How Does it Feel to Win a Pulitzer Prize?
I just returned from a reading tour in the Midwest -- I've probably given more readings since I received the Pulitzer Prize last April than I have in the prior 20 years of writing poetry -- where I was often asked the same question: What does it feel like to win a Pulitzer Prize? It's quite moving actually, being asked this question by biology and economics students, mail carriers, chairpersons, young and old writers, just about everyone. It's a common fantasy, apparently, winning recognition for something on a national, even international level. Many winners of the Academy Award talk about watching the program as a child and fantasizing about winning one. I certainly remember looking at the photos of the Pulitzer Prize winners in The New York Times every year and thinking it must be very special to be included in such a select group.
Two days after I won, the man repairing our oil burner, upon seeing me, wiped his hand on his pants and asked if he could shake the hand of a Pulitzer Prize winner. I would've been invisible to him only the day before (in fact, I was). Perhaps the thing that has changed the most is how I've come to see myself through others' eyes, how their expectations of me have changed the way I see myself.
My wife and I enjoy recalling how I first heard the news. We enjoy the recollection so much because of the intense pleasure of complete surprise. My wife, the sculptor Monica Banks, hurriedly noticed a nytimes.com headline about six journalists winning the Pulitzer and immediately went to the Pulitzer Web site where she saw my name among the winners. Neither of us knew when the prize was to be given or expected any kind of news.

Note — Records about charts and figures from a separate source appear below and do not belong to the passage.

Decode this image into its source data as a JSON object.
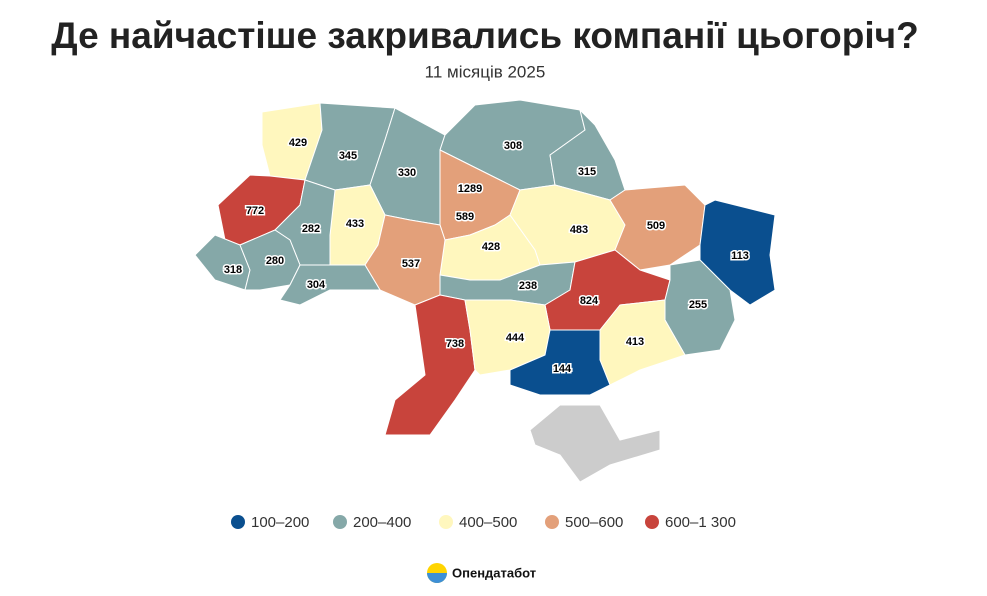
{
  "title": "Де найчастіше закривались компанії цьогоріч?",
  "subtitle": "11 місяців 2025",
  "regions": [
    {
      "value": 429,
      "color": "#fff7be"
    },
    {
      "value": 345,
      "color": "#85a8a8"
    },
    {
      "value": 330,
      "color": "#85a8a8"
    },
    {
      "value": 308,
      "color": "#85a8a8"
    },
    {
      "value": 315,
      "color": "#85a8a8"
    },
    {
      "value": 772,
      "color": "#c8443c"
    },
    {
      "value": 1289,
      "color": "#c8443c"
    },
    {
      "value": 589,
      "color": "#e3a07a"
    },
    {
      "value": 433,
      "color": "#fff7be"
    },
    {
      "value": 282,
      "color": "#85a8a8"
    },
    {
      "value": 483,
      "color": "#fff7be"
    },
    {
      "value": 509,
      "color": "#e3a07a"
    },
    {
      "value": 113,
      "color": "#0a4f8f"
    },
    {
      "value": 428,
      "color": "#fff7be"
    },
    {
      "value": 537,
      "color": "#e3a07a"
    },
    {
      "value": 318,
      "color": "#85a8a8"
    },
    {
      "value": 280,
      "color": "#85a8a8"
    },
    {
      "value": 304,
      "color": "#85a8a8"
    },
    {
      "value": 238,
      "color": "#85a8a8"
    },
    {
      "value": 824,
      "color": "#c8443c"
    },
    {
      "value": 255,
      "color": "#85a8a8"
    },
    {
      "value": 738,
      "color": "#c8443c"
    },
    {
      "value": 444,
      "color": "#fff7be"
    },
    {
      "value": 413,
      "color": "#fff7be"
    },
    {
      "value": 144,
      "color": "#0a4f8f"
    }
  ],
  "legend": [
    {
      "label": "100–200",
      "color": "#0a4f8f"
    },
    {
      "label": "200–400",
      "color": "#85a8a8"
    },
    {
      "label": "400–500",
      "color": "#fff7be"
    },
    {
      "label": "500–600",
      "color": "#e3a07a"
    },
    {
      "label": "600–1 300",
      "color": "#c8443c"
    }
  ],
  "brand": "Опендатабот"
}
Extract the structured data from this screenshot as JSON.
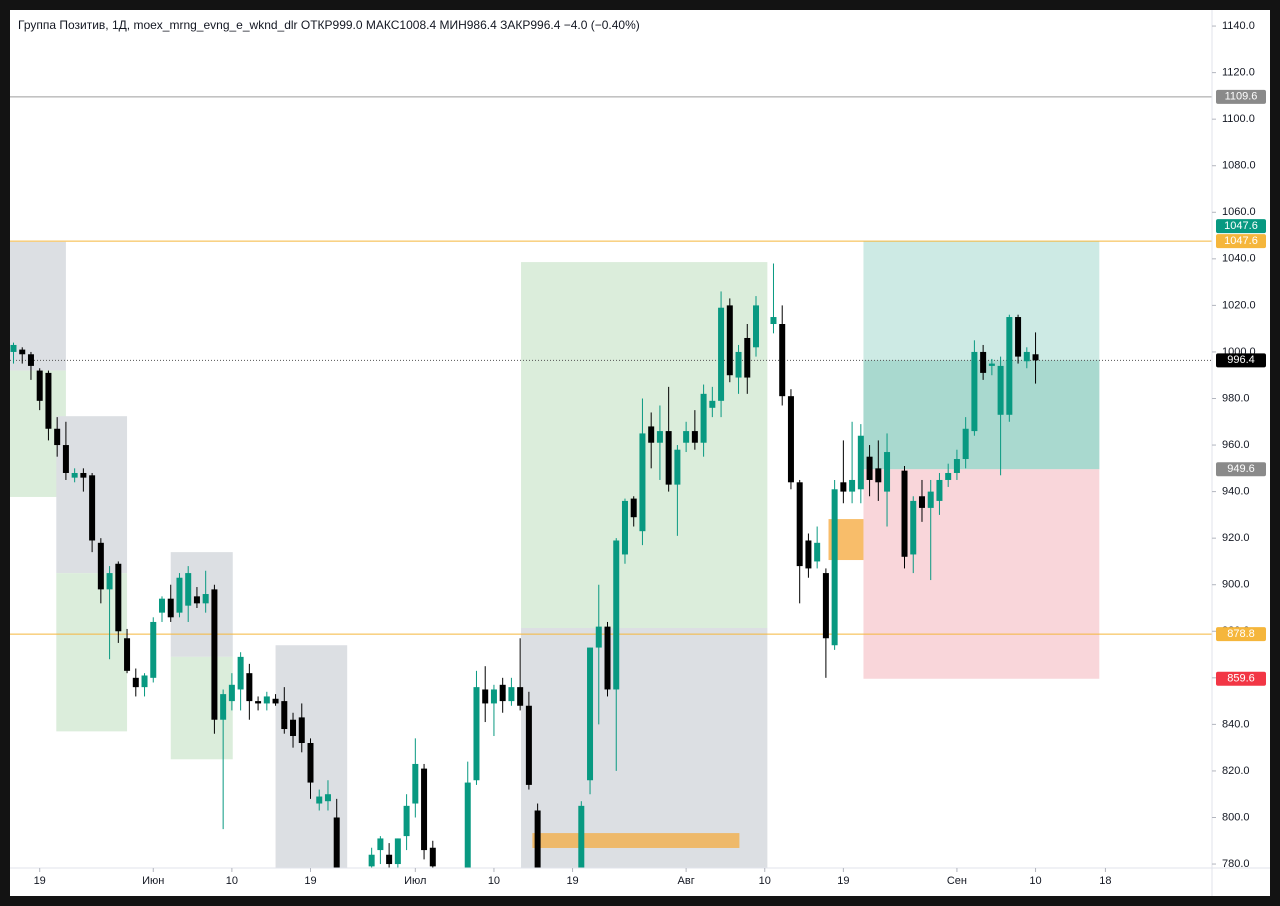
{
  "chart_data": {
    "type": "candlestick",
    "title": "Группа Позитив, 1Д, moex_mrng_evng_e_wknd_dlr  ОТКР999.0  МАКС1008.4  МИН986.4  ЗАКР996.4  −4.0 (−0.40%)",
    "up_color": "#089981",
    "down_color": "#000000",
    "xlim": [
      -3.4,
      134.2
    ],
    "ylim": [
      778.3,
      1146.9
    ],
    "xticks": [
      {
        "value": 0,
        "label": "19"
      },
      {
        "value": 13,
        "label": "Июн"
      },
      {
        "value": 22,
        "label": "10"
      },
      {
        "value": 31,
        "label": "19"
      },
      {
        "value": 43,
        "label": "Июл"
      },
      {
        "value": 52,
        "label": "10"
      },
      {
        "value": 61,
        "label": "19"
      },
      {
        "value": 74,
        "label": "Авг"
      },
      {
        "value": 83,
        "label": "10"
      },
      {
        "value": 92,
        "label": "19"
      },
      {
        "value": 105,
        "label": "Сен"
      },
      {
        "value": 114,
        "label": "10"
      },
      {
        "value": 122,
        "label": "18"
      }
    ],
    "yticks": [
      {
        "value": 780,
        "label": "780.0"
      },
      {
        "value": 800,
        "label": "800.0"
      },
      {
        "value": 820,
        "label": "820.0"
      },
      {
        "value": 840,
        "label": "840.0"
      },
      {
        "value": 860,
        "label": "860.0"
      },
      {
        "value": 880,
        "label": "880.0"
      },
      {
        "value": 900,
        "label": "900.0"
      },
      {
        "value": 920,
        "label": "920.0"
      },
      {
        "value": 940,
        "label": "940.0"
      },
      {
        "value": 960,
        "label": "960.0"
      },
      {
        "value": 980,
        "label": "980.0"
      },
      {
        "value": 1000,
        "label": "1000.0"
      },
      {
        "value": 1020,
        "label": "1020.0"
      },
      {
        "value": 1040,
        "label": "1040.0"
      },
      {
        "value": 1060,
        "label": "1060.0"
      },
      {
        "value": 1080,
        "label": "1080.0"
      },
      {
        "value": 1100,
        "label": "1100.0"
      },
      {
        "value": 1120,
        "label": "1120.0"
      },
      {
        "value": 1140,
        "label": "1140.0"
      }
    ],
    "x": [
      -3,
      -2,
      -1,
      0,
      1,
      2,
      3,
      4,
      5,
      6,
      7,
      8,
      9,
      10,
      11,
      12,
      13,
      14,
      15,
      16,
      17,
      18,
      19,
      20,
      21,
      22,
      23,
      24,
      25,
      26,
      27,
      28,
      29,
      30,
      31,
      32,
      33,
      34,
      38,
      39,
      40,
      41,
      42,
      43,
      44,
      45,
      49,
      50,
      51,
      52,
      53,
      54,
      55,
      56,
      57,
      62,
      63,
      64,
      65,
      66,
      67,
      68,
      69,
      70,
      71,
      72,
      73,
      74,
      75,
      76,
      77,
      78,
      79,
      80,
      81,
      82,
      84,
      85,
      86,
      87,
      88,
      89,
      90,
      91,
      92,
      93,
      94,
      95,
      96,
      97,
      99,
      100,
      101,
      102,
      103,
      104,
      105,
      106,
      107,
      108,
      109,
      110,
      111,
      112,
      113,
      114
    ],
    "open": [
      1000,
      1001,
      999,
      992,
      991,
      967,
      960,
      946,
      948,
      947,
      918,
      898,
      909,
      877,
      860,
      856,
      860,
      888,
      894,
      888,
      891,
      895,
      892,
      898,
      842,
      850,
      855,
      862,
      850,
      849,
      851,
      850,
      842,
      843,
      832,
      806,
      807,
      800,
      779,
      786,
      784,
      780,
      792,
      806,
      821,
      787,
      778,
      816,
      855,
      849,
      857,
      850,
      856,
      848,
      803,
      778,
      816,
      873,
      882,
      855,
      913,
      937,
      923,
      968,
      961,
      966,
      943,
      961,
      966,
      961,
      976,
      979,
      1020,
      989,
      1006,
      1002,
      1012,
      1012,
      981,
      944,
      919,
      910,
      905,
      874,
      944,
      940,
      941,
      955,
      950,
      940,
      949,
      913,
      938,
      933,
      936,
      945,
      948,
      954,
      966,
      1000,
      994,
      973,
      973,
      1015,
      996,
      999
    ],
    "high": [
      1004,
      1002,
      1000,
      993,
      992,
      972,
      970,
      950,
      950,
      948,
      920,
      908,
      910,
      881,
      864,
      862,
      886,
      895,
      900,
      905,
      908,
      899,
      906,
      900,
      855,
      862,
      871,
      866,
      852,
      854,
      853,
      856,
      845,
      849,
      834,
      812,
      816,
      808,
      787,
      792,
      789,
      791,
      810,
      834,
      823,
      790,
      824,
      863,
      865,
      857,
      860,
      860,
      877,
      854,
      806,
      807,
      873,
      900,
      884,
      920,
      937,
      938,
      980,
      974,
      977,
      985,
      960,
      970,
      975,
      986,
      985,
      1026,
      1023,
      1003,
      1012,
      1024,
      1038,
      1020,
      984,
      945,
      922,
      925,
      907,
      945,
      962,
      970,
      969,
      960,
      962,
      965,
      951,
      938,
      945,
      945,
      948,
      952,
      958,
      972,
      1005,
      1003,
      997,
      998,
      1016,
      1016,
      1002,
      1008.4
    ],
    "low": [
      995,
      995,
      988,
      975,
      962,
      955,
      945,
      944,
      940,
      914,
      892,
      868,
      875,
      862,
      852,
      852,
      858,
      884,
      884,
      886,
      884,
      890,
      888,
      836,
      795,
      846,
      846,
      842,
      846,
      846,
      848,
      836,
      830,
      828,
      808,
      803,
      803,
      775,
      778,
      780,
      778,
      778,
      786,
      800,
      782,
      777,
      776,
      814,
      841,
      835,
      845,
      848,
      846,
      812,
      776,
      776,
      810,
      840,
      852,
      820,
      909,
      925,
      917,
      950,
      945,
      940,
      921,
      957,
      958,
      955,
      972,
      972,
      987,
      982,
      982,
      998,
      1008,
      977,
      941,
      892,
      903,
      907,
      860,
      872,
      935,
      935,
      935,
      938,
      936,
      925,
      907,
      905,
      927,
      902,
      930,
      942,
      945,
      950,
      964,
      988,
      990,
      947,
      970,
      995,
      993,
      986.4
    ],
    "close": [
      1003,
      999,
      994,
      979,
      967,
      960,
      948,
      948,
      946,
      919,
      898,
      905,
      880,
      863,
      856,
      861,
      884,
      894,
      886,
      903,
      905,
      892,
      896,
      842,
      853,
      857,
      869,
      850,
      849,
      852,
      849,
      838,
      835,
      832,
      815,
      809,
      810,
      776,
      784,
      791,
      780,
      791,
      805,
      823,
      786,
      779,
      815,
      856,
      849,
      855,
      850,
      856,
      848,
      814,
      777,
      805,
      873,
      882,
      855,
      919,
      936,
      929,
      965,
      961,
      966,
      943,
      958,
      966,
      961,
      982,
      979,
      1019,
      990,
      1000,
      989,
      1020,
      1015,
      981,
      944,
      908,
      907,
      918,
      877,
      941,
      940,
      945,
      964,
      945,
      944,
      957,
      912,
      936,
      933,
      940,
      945,
      948,
      954,
      967,
      1000,
      991,
      995,
      994,
      1015,
      998,
      1000,
      996.4
    ],
    "zones": [
      {
        "x": [
          -3.4,
          3
        ],
        "y": [
          992,
          1047.3
        ],
        "color": "#dcdfe3"
      },
      {
        "x": [
          -3.4,
          3
        ],
        "y": [
          937.7,
          992
        ],
        "color": "#dbeddb"
      },
      {
        "x": [
          1.9,
          10
        ],
        "y": [
          905,
          972.4
        ],
        "color": "#dcdfe3"
      },
      {
        "x": [
          1.9,
          10
        ],
        "y": [
          837,
          905
        ],
        "color": "#dbeddb"
      },
      {
        "x": [
          15,
          22.1
        ],
        "y": [
          869,
          914
        ],
        "color": "#dcdfe3"
      },
      {
        "x": [
          15,
          22.1
        ],
        "y": [
          825,
          869
        ],
        "color": "#dbeddb"
      },
      {
        "x": [
          27,
          35.2
        ],
        "y": [
          778.3,
          874
        ],
        "color": "#dcdfe3"
      },
      {
        "x": [
          55.1,
          83.3
        ],
        "y": [
          881.4,
          1038.6
        ],
        "color": "#dbeddb"
      },
      {
        "x": [
          55.1,
          83.3
        ],
        "y": [
          778.3,
          881.4
        ],
        "color": "#dcdfe3"
      },
      {
        "x": [
          56.4,
          80.1
        ],
        "y": [
          786.9,
          793.3
        ],
        "color": "#eeb96a"
      },
      {
        "x": [
          90.3,
          97.1
        ],
        "y": [
          910.6,
          928.2
        ],
        "color": "#f8bd6a"
      },
      {
        "x": [
          94.3,
          121.3
        ],
        "y": [
          949.6,
          1047.6
        ],
        "color": "#cdeae4"
      },
      {
        "x": [
          94.3,
          121.3
        ],
        "y": [
          949.6,
          996.4
        ],
        "color": "#a9d9cf"
      },
      {
        "x": [
          94.3,
          121.3
        ],
        "y": [
          859.6,
          949.6
        ],
        "color": "#f9d6da"
      }
    ],
    "hlines": [
      {
        "value": 1109.6,
        "color": "#9e9e9e",
        "dash": false
      },
      {
        "value": 1047.6,
        "color": "#f5b63c",
        "dash": false
      },
      {
        "value": 878.8,
        "color": "#f5b63c",
        "dash": false
      },
      {
        "value": 996.4,
        "color": "#555555",
        "dash": true
      }
    ],
    "price_labels": [
      {
        "value": 1109.6,
        "color": "#8a8a8a"
      },
      {
        "value": 1047.6,
        "color": "#f5b63c"
      },
      {
        "value": 1047.6,
        "color": "#089981"
      },
      {
        "value": 996.4,
        "color": "#000000"
      },
      {
        "value": 949.6,
        "color": "#8a8a8a"
      },
      {
        "value": 878.8,
        "color": "#f5b63c"
      },
      {
        "value": 859.6,
        "color": "#f23645"
      }
    ]
  }
}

There's no nomination process. The winners are announced online and news organizations call the winners for interviews. I was out walking our Border Collie mix, Penelope, when my wife heard the news. She quickly put our son in her car and went looking for me, wanting to tell me before I heard from anyone else. She was so excited she missed the entrance to the dog park. I saw her and Augie running toward me and feared bad news about my older son. Why were they here in the middle of the day, running? Augie, having rehearsed his delivery with my wife, screamed, "Daddy guess who won the Pulitzer Prize for fiction?"
Junot Diaz had just read for our school, The Writers Studio, a private writing school in Manhattan, the previous Friday. I guessed that he had won, wondering why they had come all this way to let me know that. Then Augie shouted, "And guess who won in poetry?"

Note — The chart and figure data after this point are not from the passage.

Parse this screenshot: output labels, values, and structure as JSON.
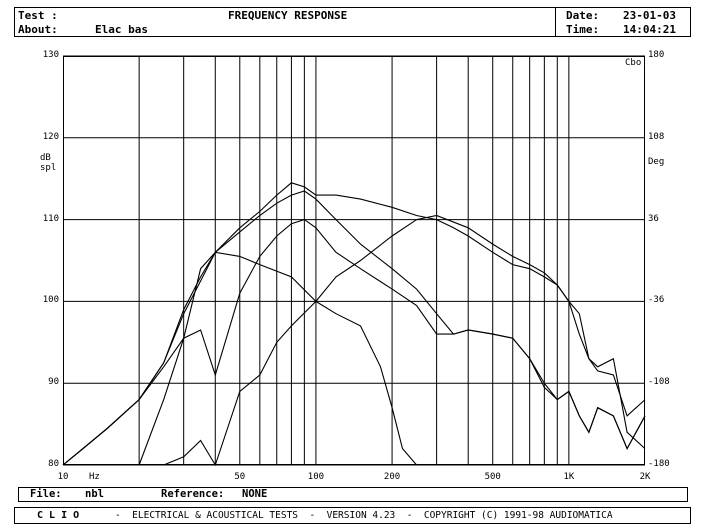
{
  "header": {
    "test_label": "Test :",
    "title": "FREQUENCY RESPONSE",
    "about_label": "About:",
    "about_value": "Elac bas",
    "date_label": "Date:",
    "date_value": "23-01-03",
    "time_label": "Time:",
    "time_value": "14:04:21"
  },
  "chart_data": {
    "type": "line",
    "title": "FREQUENCY RESPONSE",
    "x_scale": "log",
    "xlim": [
      10,
      2000
    ],
    "ylim": [
      80,
      130
    ],
    "y2lim": [
      -180,
      180
    ],
    "x_ticks": [
      "10",
      "50",
      "100",
      "200",
      "500",
      "1K",
      "2K"
    ],
    "x_tick_values": [
      10,
      50,
      100,
      200,
      500,
      1000,
      2000
    ],
    "x_unit": "Hz",
    "y_ticks": [
      130,
      120,
      110,
      100,
      90,
      80
    ],
    "y_label_line1": "dB",
    "y_label_line2": "spl",
    "y2_ticks": [
      180,
      108,
      36,
      -36,
      -108,
      -180
    ],
    "y2_label": "Deg",
    "corner_label": "Cbo",
    "grid": true,
    "series": [
      {
        "x": [
          10,
          12,
          15,
          20,
          25,
          30,
          35,
          40,
          50,
          60,
          70,
          80,
          90,
          100,
          120,
          150,
          200,
          250,
          300,
          350,
          400,
          500,
          600,
          700,
          800,
          900,
          1000,
          1100,
          1200,
          1300,
          1500,
          1700,
          2000
        ],
        "y": [
          80,
          82,
          84.5,
          88,
          92.5,
          99,
          103,
          106,
          109,
          111,
          113,
          114.5,
          114,
          113,
          113,
          112.5,
          111.5,
          110.5,
          110,
          109,
          108,
          106,
          104.5,
          104,
          103,
          102,
          100,
          96,
          93,
          91.5,
          91,
          86,
          88
        ]
      },
      {
        "x": [
          10,
          12,
          15,
          20,
          25,
          30,
          35,
          40,
          50,
          60,
          70,
          80,
          90,
          100,
          120,
          150,
          200,
          250,
          300,
          350,
          400,
          500,
          600,
          700,
          800,
          900,
          1000,
          1100,
          1200,
          1300,
          1500,
          1700,
          2000
        ],
        "y": [
          80,
          82,
          84.5,
          88,
          92.5,
          98.5,
          102.5,
          106,
          108.5,
          110.5,
          112,
          113,
          113.5,
          112.5,
          110,
          107,
          104,
          101.5,
          98.5,
          96,
          96.5,
          96,
          95.5,
          93,
          90,
          88,
          89,
          86,
          84,
          87,
          86,
          82,
          86
        ]
      },
      {
        "x": [
          10,
          12,
          15,
          20,
          25,
          30,
          35,
          40,
          50,
          60,
          70,
          80,
          90,
          100,
          120,
          150,
          200,
          250,
          300,
          350,
          400,
          500,
          600,
          700,
          800,
          900,
          1000,
          1100,
          1200,
          1300,
          1500,
          1700,
          2000
        ],
        "y": [
          80,
          82,
          84.5,
          88,
          92,
          95.5,
          96.5,
          91,
          101,
          105.5,
          108,
          109.5,
          110,
          109,
          106,
          104,
          101.5,
          99.5,
          96,
          96,
          96.5,
          96,
          95.5,
          93,
          89.5,
          88,
          89,
          86,
          84,
          87,
          86,
          82,
          86
        ]
      },
      {
        "x": [
          20,
          25,
          30,
          35,
          40,
          50,
          60,
          80,
          100,
          120,
          150,
          180,
          200,
          220,
          250
        ],
        "y": [
          80,
          88,
          95.5,
          104,
          106,
          105.5,
          104.5,
          103,
          100,
          98.5,
          97,
          92,
          87,
          82,
          79
        ]
      },
      {
        "x": [
          25,
          30,
          35,
          40,
          50,
          60,
          70,
          80,
          100,
          120,
          150,
          200,
          250,
          300,
          400,
          500,
          600,
          700,
          800,
          900,
          1000,
          1100,
          1200,
          1300,
          1500,
          1700,
          2000
        ],
        "y": [
          80,
          81,
          83,
          80,
          89,
          91,
          95,
          97,
          100,
          103,
          105,
          108,
          110,
          110.5,
          109,
          107,
          105.5,
          104.5,
          103.5,
          102,
          100,
          98.5,
          93,
          92,
          93,
          84,
          82
        ]
      }
    ]
  },
  "file_bar": {
    "file_label": "File:",
    "file_value": "nbl",
    "reference_label": "Reference:",
    "reference_value": "NONE"
  },
  "footer": {
    "brand": "C L I O",
    "text": "-  ELECTRICAL & ACOUSTICAL TESTS  -  VERSION 4.23  -  COPYRIGHT (C) 1991-98 AUDIOMATICA"
  }
}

I looked into my wife's eyes and understood that it was me, I had won, and I couldn't speak. Finally I said, "Please don't joke about anything like this." She just beamed. It wasn't a joke.
Later that night, unable to sleep, I found my wife sitting at the dining room table. We stayed up most of the night, trying to imagine how our lives would change, how this had happened to me, to all of us. We were in a state of shock, a state I've remained in.

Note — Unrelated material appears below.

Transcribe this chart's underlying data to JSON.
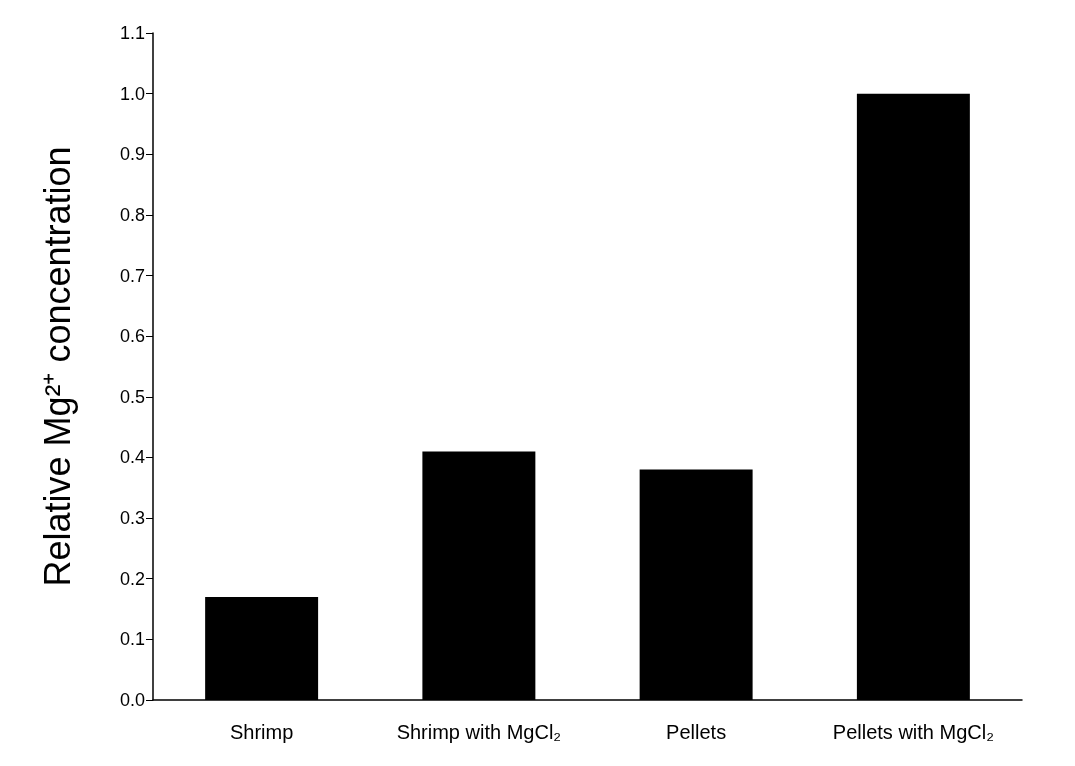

I come from very humble stock, from an immigrant world where tolerance for thinking of oneself in anything other than modest terms is considered something of a blasphemy. I write poetry because it gives me great pleasure, and because I have to. And the fact that I'd won such recognition for a book about my father's business failures and early death, about the most confusing and shameful time in my life, only compounded my surprise. Such is the mystery of art, that shame can be turned into joy and private pleasure can become public recognition. Irony is the wrong word. Mystery, surprise and profound gratitude come closer to an explanation of how it feels to be so acknowledged.
-- Philip Schultz (B.A., '67) is the founder and director of The Writers Studio in New York. He won a 2008 Pulitzer Prize for his book of poems, "Failure" (Harcourt, '07). His wife and son delivered the good news in an appropriate setting; the hero of the long poem in the book is a dog walker.